Hiking boots are ideal for forest walks although stout walking shoes are adequate. Lightweight raincoats are advisable. Altitude and the forest environment makes evenings cool and a light jacket is also recommended. If you choose to bring a camera, be aware that the dark-haired chimpanzees in typically dim conditions present challenging subjects

Chimpanzee Tracking and Habituation in Kibale

Kibale’s most popular activity is the Kanyanchu Primate Walk. Thirteen species can be sought, and a good variety of diurnal monkeys invariably encountered, but the stars of this trail are the chimpanzees. Kanyanchu’s chimps have been tracked since 1993 and the chances of locating them are excellent. Guided walks start at 8am and 2pm and last an average of three hours, depending on various factors.

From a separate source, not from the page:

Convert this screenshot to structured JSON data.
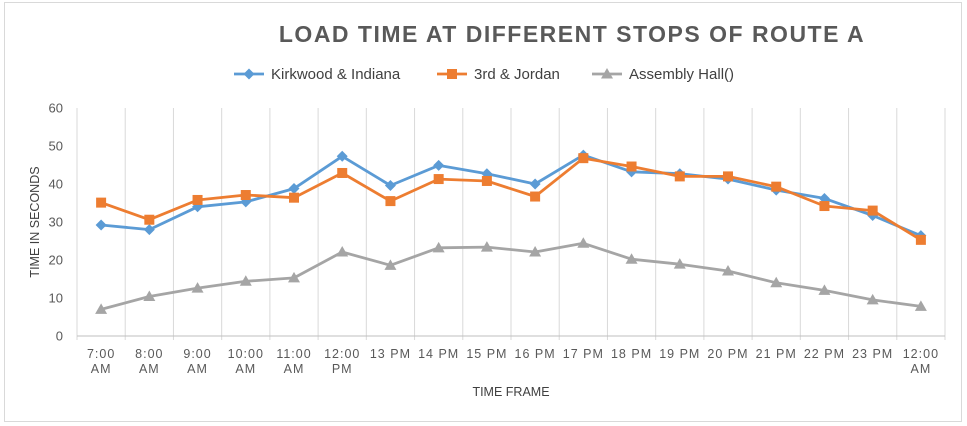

The full-day Chimpanzee Habituation Experience (CHEX) works with a chimp community which is undergoing habituation. Early visitors can watch chimps leaving their overnight nests between 6:00 - 6:30am before feeding, copulating, hunting, breastfeeding, resting, patrolling and displaying until it is time to build new nests around 7pm.

Birding in Kibale

Bird watching tours start at 7am at Kanyanchu; you are advised to book in advance. Rare species include the Papyrus Gonolek, White-winged Warbler, White-collared Oliveback and Papyrus Canary.

Bigodi Wetland Sanctuary, located just outside the park, is home to 138 bird species which may be seen during guided walks along the boardwalk trail and viewing platforms. These could include the White-spotted Flufftail, Yellow-spotted Barbet, Hairy-breasted Barbet, Yellow-billed Barbet, Western Nicator, Grey-winged Robin-chat, White-tailed Ant-thrush, Brown-backed Scrub-robin, Black-and-white Shrike-flycatcher, Brown-throated Wattle-eye, Superb Sunbird, Brown-crowned Tchagra, Bocage’s Bush-shrike, Black Bishop, White-breasted Negrofinch and Black-crowned Waxbill among others

Cultural Encounters in Kibale

Kibale Association for Rural Environment Development (KAFRED)

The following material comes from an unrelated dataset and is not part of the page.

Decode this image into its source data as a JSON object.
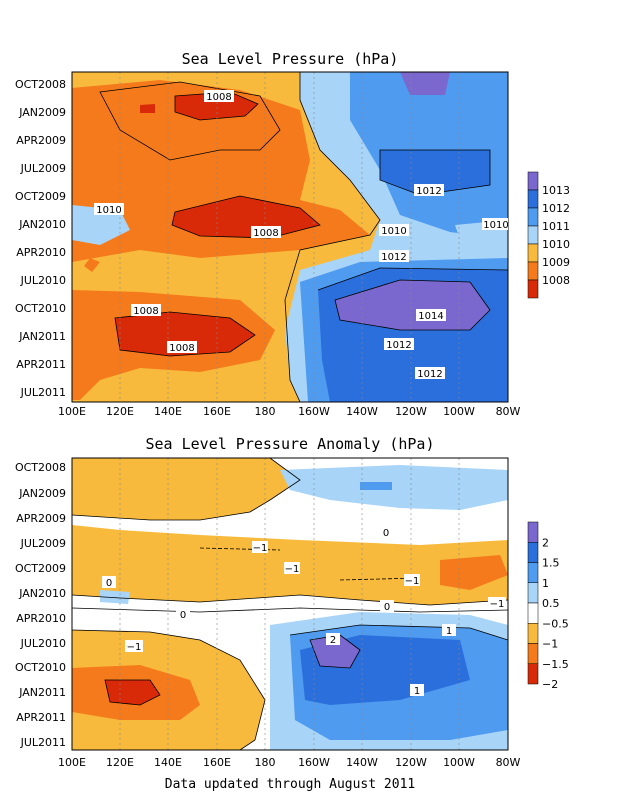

KAFRED is a community-based organization which promotes local livelihoods and biodiversity conservation through ecotourism.

During the nature walk, a local guide will take you along the boardwalk through the Magombe swamp wetlands. You are likely to see wildlife at close-hand, including several of the 200 species of birds, eight varieties of primates and numerous butterflies, along with unusual swamp vegetation.

The daily life of the Batooro can be discovered during the village walks. The tour stops by the village’s primary school, church, and traditional healer. You will learn about the role of women in the village and traditional ceremonies, and the history of Bigodi is told through the story of the “Village of Two Tribes”, describing when the indigenous Batooro were joined by migrating Bakiga from southwestern Uganda in the 1950s.

Income from this activity is invested in education, health, sanitation and improving the livelihood of local residents. It is also used to help raise awareness of the value of biodiversity through music, dance, and drama performances at local schools. In 2010, KAFRED they won the prestigious UNDP’s Equator Initiative Award.

Hiking/Nature Walks in Kibale

When chimpanzees and other forest residents rest up at dusk, a nighttime shift of rarely seen creatures becomes active. Night walks though the darkened forest use powerful torches to seek nocturnal creatures such as the potto, bushbaby, nightjar, cricket and tree hyrax, with its chilling shriek, as well as the occasional civet or serval cat. Night walks leave the camp at 7.30pm and last between one and a half and two hours.